You need to tell him this and not make stupid arguments about who buys the lubricant because you are dragging it out and making it something it isn't.

Tell him its not who shops that is the issue (although it is), its his lack of concern for your wellbeing/comfort/enjoyment that is.

7238SM · 09/04/2026 09:23

Chafing and bleeding during sex is not normal! Are you peri? Have you had this and the recurrent thrush investigated? He might be re-infecting you. The only time I had thrush was when I was severely anaemic.

Come off the pill and tell him to buy condoms- no condom, no sex. It might clear the thrush too. And WHY do you share an amazon account with his mum???

Slightyamusedandsilly · 09/04/2026 09:23

Just a thought.

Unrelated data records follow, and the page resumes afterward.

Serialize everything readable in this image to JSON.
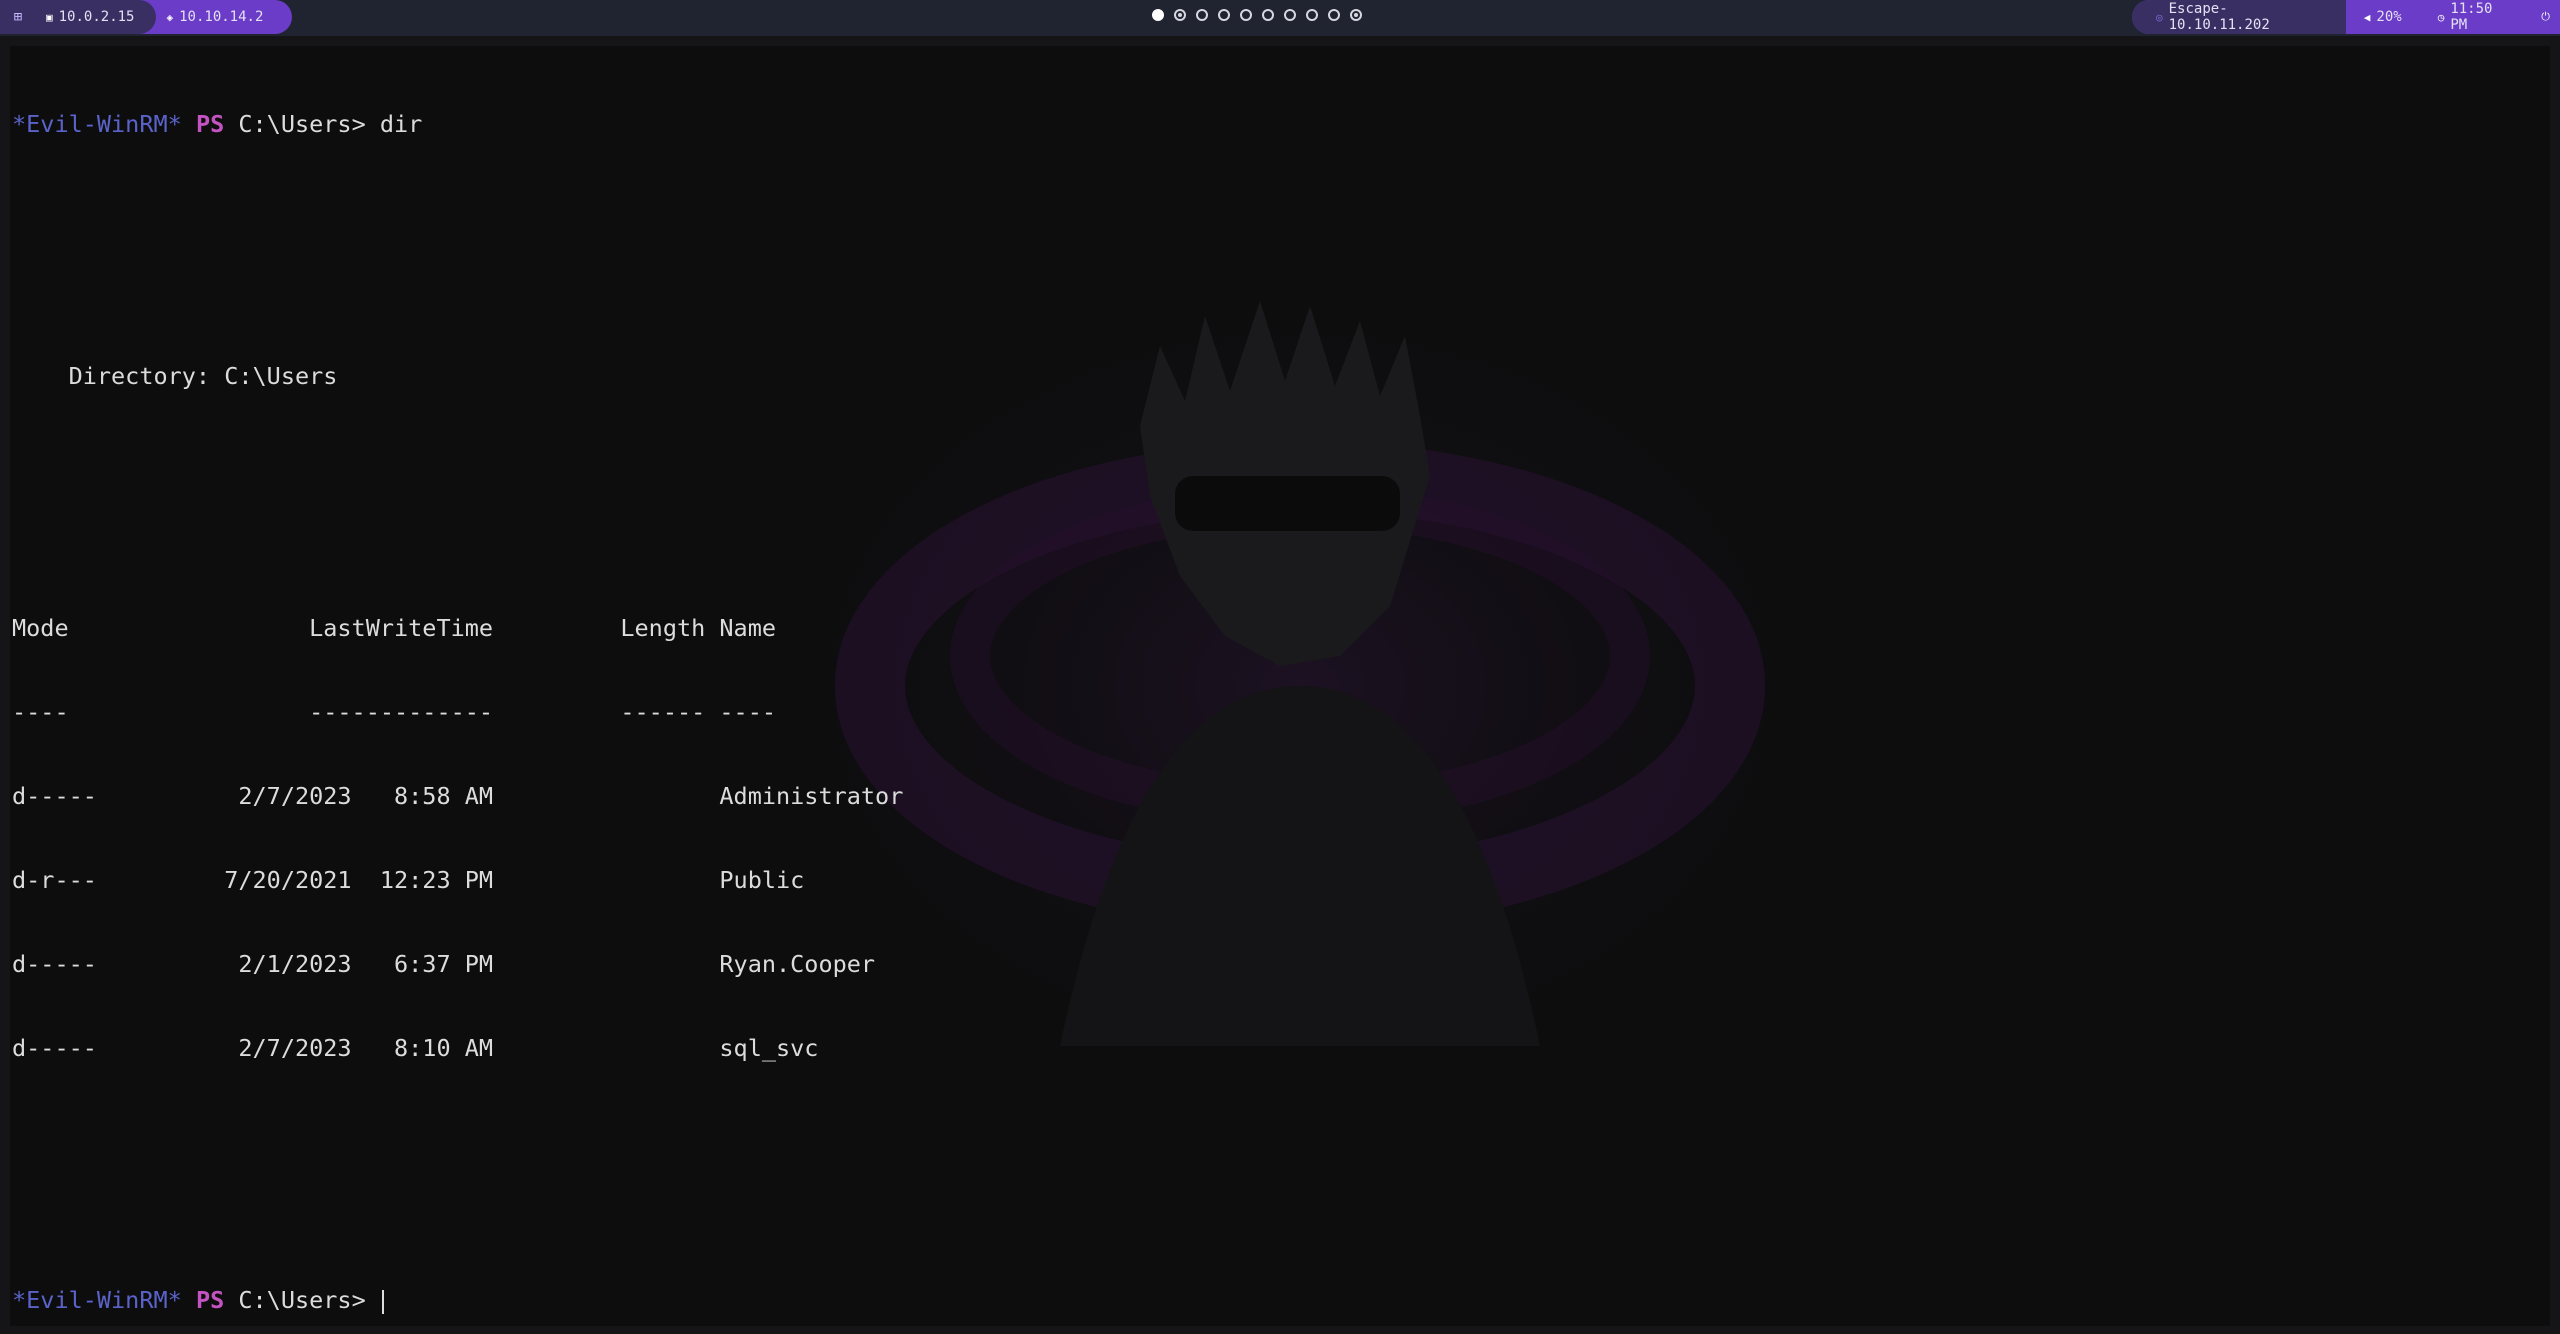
{
  "topbar": {
    "apps_icon": "grid-icon",
    "ip_local": "10.0.2.15",
    "ip_local_icon": "monitor-icon",
    "ip_vpn": "10.10.14.2",
    "ip_vpn_icon": "shield-icon",
    "workspaces": [
      {
        "state": "active"
      },
      {
        "state": "occupied"
      },
      {
        "state": "empty"
      },
      {
        "state": "empty"
      },
      {
        "state": "empty"
      },
      {
        "state": "empty"
      },
      {
        "state": "empty"
      },
      {
        "state": "empty"
      },
      {
        "state": "empty"
      },
      {
        "state": "occupied"
      }
    ],
    "target": "Escape-10.10.11.202",
    "target_icon": "target-icon",
    "volume": "20%",
    "volume_icon": "speaker-icon",
    "clock": "11:50 PM",
    "clock_icon": "clock-icon",
    "power_icon": "power-icon"
  },
  "terminal": {
    "prompt_tag": "*Evil-WinRM*",
    "prompt_ps": "PS",
    "prompt_path": "C:\\Users>",
    "command": "dir",
    "directory_line": "    Directory: C:\\Users",
    "header_line": "Mode                 LastWriteTime         Length Name",
    "separator_line": "----                 -------------         ------ ----",
    "rows": [
      "d-----          2/7/2023   8:58 AM                Administrator",
      "d-r---         7/20/2021  12:23 PM                Public",
      "d-----          2/1/2023   6:37 PM                Ryan.Cooper",
      "d-----          2/7/2023   8:10 AM                sql_svc"
    ]
  },
  "colors": {
    "bar_bg": "#1f2430",
    "accent_purple": "#6a3cc7",
    "accent_dark": "#3a2f63",
    "prompt_tag": "#5a63c9",
    "prompt_ps": "#c453c2",
    "terminal_bg": "#0d0d0e",
    "text": "#dcdcdc"
  }
}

Does he remember to buy condoms?

HoppityBun · 09/04/2026 09:24

Orangeducks · 09/04/2026 08:51

We share an Amazon Prime account with his mum so definitely don't want to order it on there 😆

If you think that Amazon Prime is the only way to buy online then honestly, you’re getting to a point that’s beyond help.

Wehey · 09/04/2026 09:24

VickyEadieofThigh · 09/04/2026 09:03

THIS is the point. I'm surprised how many posters - presumably mostly women - are ignoring the fact the OP'S dh doesn't give a shit about it being unpleasant for her.

Right! This is the point and also the point that he refuses to do this one thing when OP does other things like the BC.

Ffs so far I’ve hardly read any sensible replies. So many are missing the point.